Rukawa allungò una mano, posandogliela sulla guancia, che scottava sotto il suo tocco, passando il pollice sullo zigomo, muovendo le altre ad accarezzarlo vicino all'orecchio.

Kaede pensò di aver capito il motivo di quelle strane reazioni e lo guardò con convinzione, discorrendo ancora senza aver bisogno di udire il suono di quelle parole.

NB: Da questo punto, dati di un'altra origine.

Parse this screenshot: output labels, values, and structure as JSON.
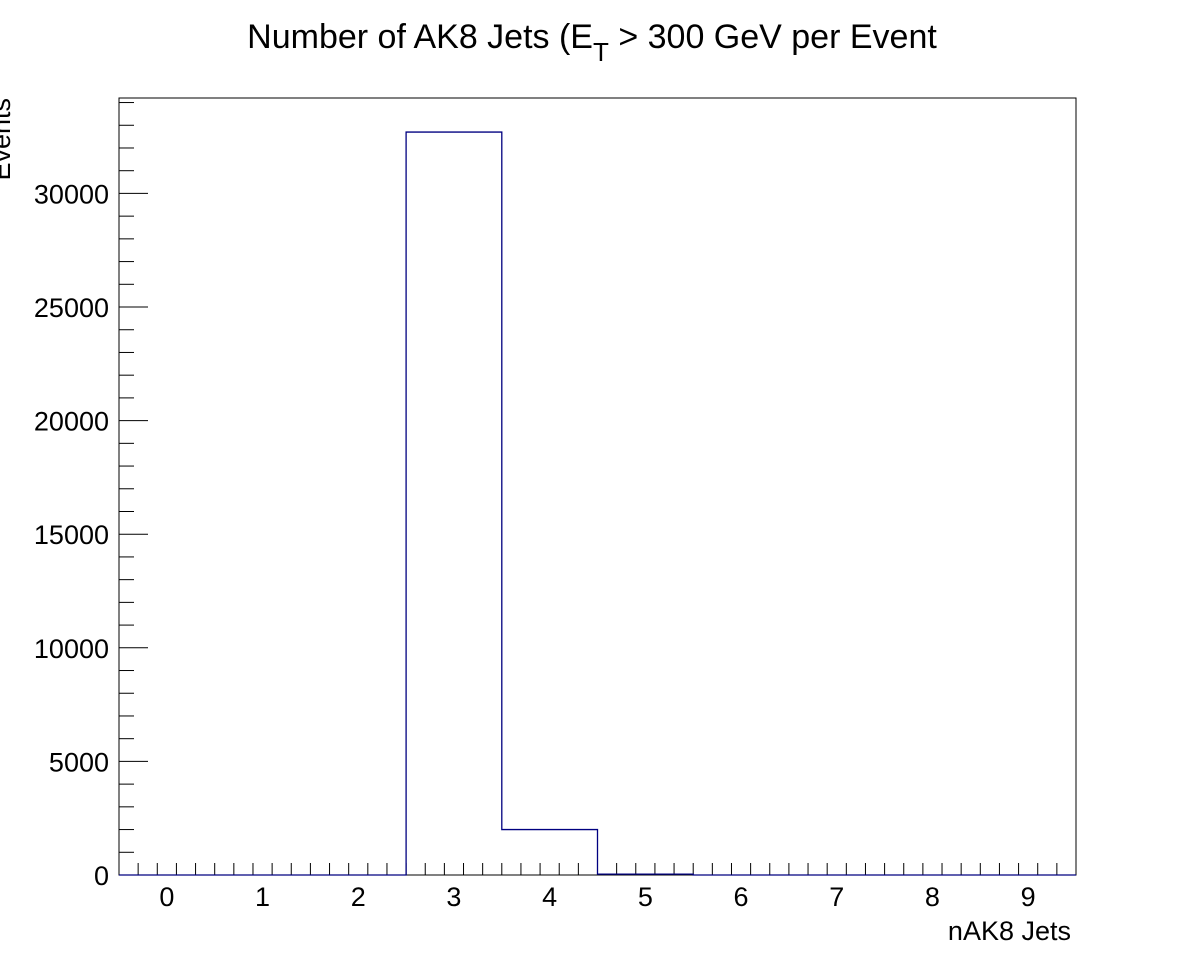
{
  "chart_data": {
    "type": "bar",
    "title_main": "Number of AK8 Jets (E",
    "title_sub": "T",
    "title_rest": " > 300 GeV per Event",
    "xlabel": "nAK8 Jets",
    "ylabel": "Events",
    "xlim": [
      -0.5,
      9.5
    ],
    "ylim": [
      0,
      34200
    ],
    "bin_edges": [
      -0.5,
      0.5,
      1.5,
      2.5,
      3.5,
      4.5,
      5.5,
      6.5,
      7.5,
      8.5,
      9.5
    ],
    "values": [
      0,
      0,
      0,
      32700,
      2000,
      40,
      0,
      0,
      0,
      0
    ],
    "x_ticks": [
      "0",
      "1",
      "2",
      "3",
      "4",
      "5",
      "6",
      "7",
      "8",
      "9"
    ],
    "y_ticks": [
      "0",
      "5000",
      "10000",
      "15000",
      "20000",
      "25000",
      "30000"
    ],
    "y_tick_values": [
      0,
      5000,
      10000,
      15000,
      20000,
      25000,
      30000
    ],
    "line_color": "#000080",
    "grid": false,
    "legend": "none"
  }
}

Hanamichi non abbassò mai lo sguardo, ma resse quello intenso della volpe: vide nuovamente Kaede avvicinare il volto al suo, e fare un passo avanti, mentre lui indietreggiava di uno, posando le spalle contro la porta, aprendola appena un po' di più.
Rukawa lasciò passare una mano dietro la sua nuca, guidando la testa in avanti, sporgendosi per baciarlo.

Catturò le sue labbra, in modo dolce e prepotente, annullandosi in quel contatto: ormai, Hanamichi era entrato in casa e la porta si chiudeva alle spalle di Kaede.